Ehrlich put it another way. "If folks are here from out of town, that's fine with me," he told a reporter. "That's what the Democrats have always done. It's legal, and it's what the Democrats have done forever."
But the point was the same. And in terms of helping the poor, Beckwith saw about as much difference between Democrats and Republicans as he did between Pepsi and Coke.
"All I've been hearing about is 'Democrats take over this' and 'Democrats take control of that,' " Beckwith said. "But it doesn't matter who's in charge. Nothing changes. The only thing I can count on not being conned by is nature. I know it's about to get real cold, and no Republican or Democrat is going to invite me into their home for the winter."

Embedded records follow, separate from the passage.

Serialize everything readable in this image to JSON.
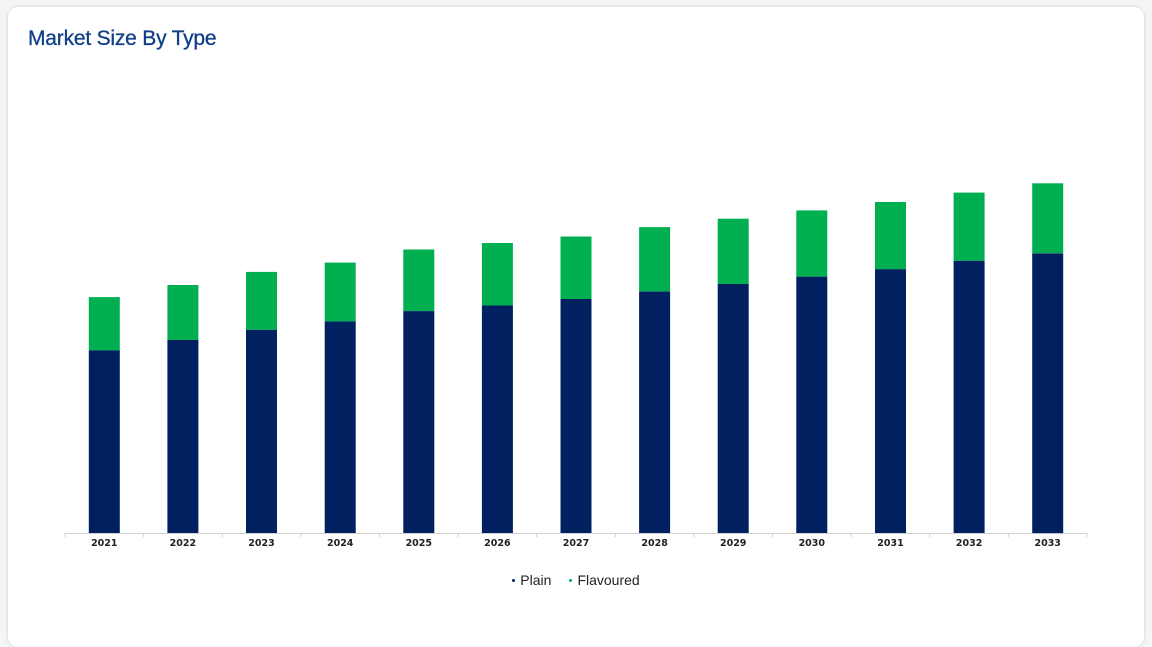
{
  "title": "Market Size By Type",
  "chart_data": {
    "type": "bar",
    "stacked": true,
    "title": "Market Size By Type",
    "xlabel": "",
    "ylabel": "",
    "categories": [
      "2021",
      "2022",
      "2023",
      "2024",
      "2025",
      "2026",
      "2027",
      "2028",
      "2029",
      "2030",
      "2031",
      "2032",
      "2033"
    ],
    "series": [
      {
        "name": "Plain",
        "color": "#00205f",
        "values": [
          196,
          207,
          218,
          227,
          238,
          244,
          251,
          259,
          267,
          275,
          283,
          292,
          300
        ]
      },
      {
        "name": "Flavoured",
        "color": "#00b050",
        "values": [
          57,
          59,
          62,
          63,
          66,
          67,
          67,
          69,
          70,
          71,
          72,
          73,
          75
        ]
      }
    ],
    "ylim": [
      0,
      400
    ],
    "grid": false,
    "y_axis_visible": false,
    "legend_position": "bottom-center"
  }
}
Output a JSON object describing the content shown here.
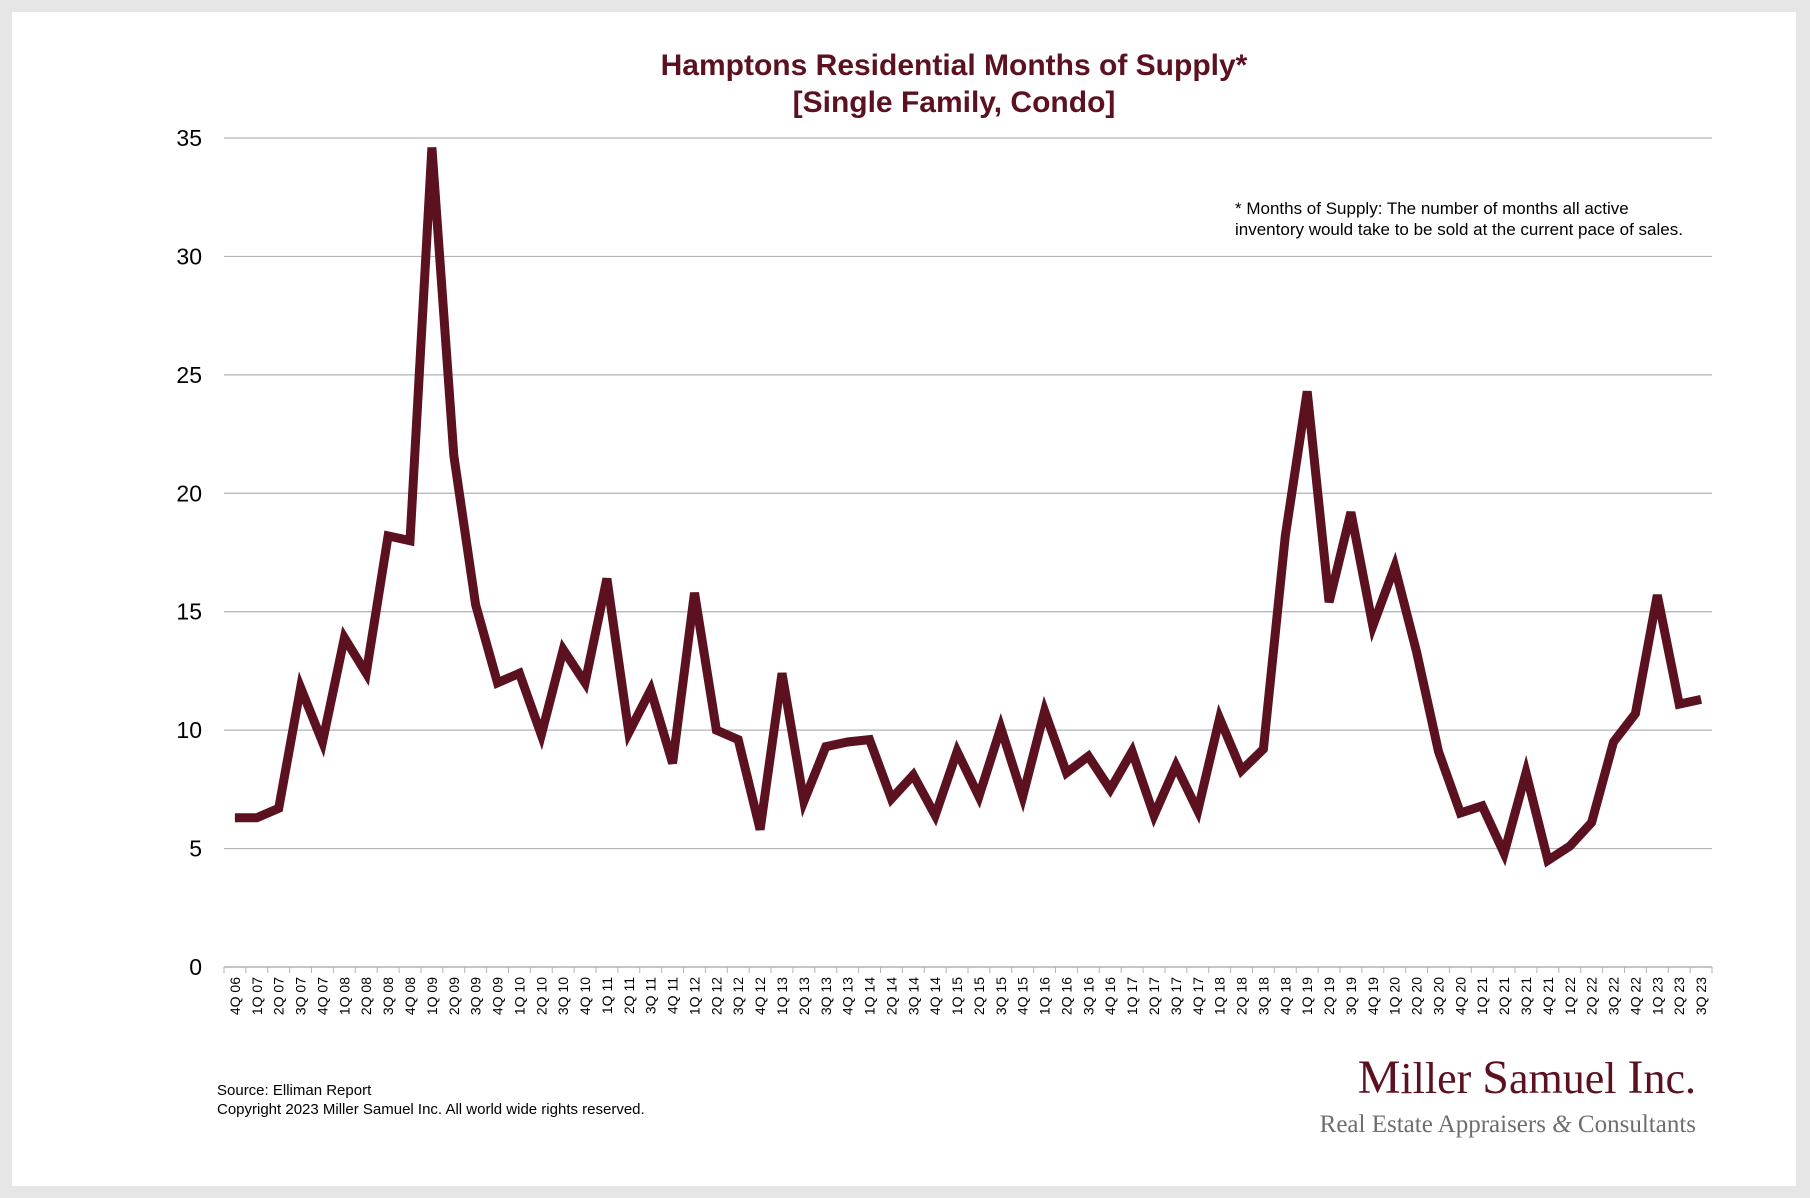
{
  "colors": {
    "line": "#5c1120",
    "title": "#5c1120",
    "grid": "#b3b3b3",
    "logo_sub": "#6e6e6e"
  },
  "chart_data": {
    "type": "line",
    "title": "Hamptons Residential Months of Supply*",
    "subtitle": "[Single Family, Condo]",
    "ylim": [
      0,
      35
    ],
    "yticks": [
      0,
      5,
      10,
      15,
      20,
      25,
      30,
      35
    ],
    "grid": "horizontal",
    "categories": [
      "4Q 06",
      "1Q 07",
      "2Q 07",
      "3Q 07",
      "4Q 07",
      "1Q 08",
      "2Q 08",
      "3Q 08",
      "4Q 08",
      "1Q 09",
      "2Q 09",
      "3Q 09",
      "4Q 09",
      "1Q 10",
      "2Q 10",
      "3Q 10",
      "4Q 10",
      "1Q 11",
      "2Q 11",
      "3Q 11",
      "4Q 11",
      "1Q 12",
      "2Q 12",
      "3Q 12",
      "4Q 12",
      "1Q 13",
      "2Q 13",
      "3Q 13",
      "4Q 13",
      "1Q 14",
      "2Q 14",
      "3Q 14",
      "4Q 14",
      "1Q 15",
      "2Q 15",
      "3Q 15",
      "4Q 15",
      "1Q 16",
      "2Q 16",
      "3Q 16",
      "4Q 16",
      "1Q 17",
      "2Q 17",
      "3Q 17",
      "4Q 17",
      "1Q 18",
      "2Q 18",
      "3Q 18",
      "4Q 18",
      "1Q 19",
      "2Q 19",
      "3Q 19",
      "4Q 19",
      "1Q 20",
      "2Q 20",
      "3Q 20",
      "4Q 20",
      "1Q 21",
      "2Q 21",
      "3Q 21",
      "4Q 21",
      "1Q 22",
      "2Q 22",
      "3Q 22",
      "4Q 22",
      "1Q 23",
      "2Q 23",
      "3Q 23"
    ],
    "series": [
      {
        "values": [
          6.3,
          6.3,
          6.7,
          11.8,
          9.5,
          13.9,
          12.4,
          18.2,
          18.0,
          34.6,
          21.6,
          15.3,
          12.0,
          12.4,
          9.8,
          13.4,
          12.0,
          16.4,
          9.9,
          11.7,
          8.6,
          15.8,
          10.0,
          9.6,
          5.8,
          12.4,
          7.0,
          9.3,
          9.5,
          9.6,
          7.1,
          8.1,
          6.4,
          9.1,
          7.2,
          10.1,
          7.2,
          10.8,
          8.2,
          8.9,
          7.5,
          9.1,
          6.4,
          8.5,
          6.6,
          10.5,
          8.3,
          9.2,
          18.2,
          24.3,
          15.4,
          19.2,
          14.4,
          16.9,
          13.3,
          9.1,
          6.5,
          6.8,
          4.8,
          8.2,
          4.5,
          5.1,
          6.1,
          9.5,
          10.7,
          15.7,
          11.1,
          11.3
        ]
      }
    ],
    "annotation": [
      "* Months of Supply: The number of months all active",
      "inventory would take to be sold at the current pace of sales."
    ]
  },
  "footer": {
    "source": "Source: Elliman Report",
    "copyright": "Copyright 2023 Miller Samuel Inc.  All world wide rights reserved."
  },
  "logo": {
    "main_caps": [
      "M",
      "S",
      "I"
    ],
    "main_rest": [
      "iller ",
      "amuel ",
      "nc."
    ],
    "sub_before": "Real Estate Appraisers ",
    "ampersand": "&",
    "sub_after": " Consultants"
  }
}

He paused, having become preoccupied with rummaging through a garbage bag where he thought he'd stored a pair of long johns. "Do you know what Rodin's 'The Thinker' is thinking about?" he asked in one of many such abrupt shifts in attention. "He's thinking, 'I wonder where I left my clothes?' "
Beckwith has lived in Box City for two years. With no fixed address, not even a photo ID to prove his existence, he can't vote. But he stays abreast of politics just the same, using discarded newspapers and a portable radio to get the news -- and Scriptures from a well-worn Bible for interpretation and analysis.
"I would rather wander blindly through the wilderness than see myself exploiting others in a land of plenty," he said, sounding like a preacher, though he wasn't sure if the thought had come from the Bible or he'd just made it up.
A native of the District, he used to work as a carpenter before becoming depressed after a series of deaths -- his mother, fiancee, two of his six siblings and a favorite nephew all died in the same year, by accident, violence or illness. He became a jumble of emotions, his thinking muddled; he couldn't keep a job. By his own self-diagnosis, he concluded, "I needed something to lure me in and hold my attention, but nothing would last."
Before long, he said, nearly everything about his life began to bug him -- even his last name. "The only other Beckwith I know of is Byron De La Beckwith, the man who assassinated Medgar Evers," he said, looking dejected. Moving to the bridge did not bring the relief he so badly yearned for -- but it did bring a kind of clarity.
Asked what he thought of Steele, he said, "I think Medgar and Martin [Luther King Jr.] and Malcolm would be disappointed. But I'm not surprised. It's the way the system works. It's not so much about being black or white as having the green."
He went on to say: "A guy on my level is not regarded as an American; I'm the liar, the thief, careless and soulless." (He flies an American flag at his homestead so he won't forget who he really is.) "But when I look at the so-called real Americans" -- he continued, making quotation marks with his fingers -- "I wonder what kind of people we would be if we did not have our possessions, our positions and our money to validate us. Would we still believe that we had to win at all cost, even if it meant cheating and conning one another?"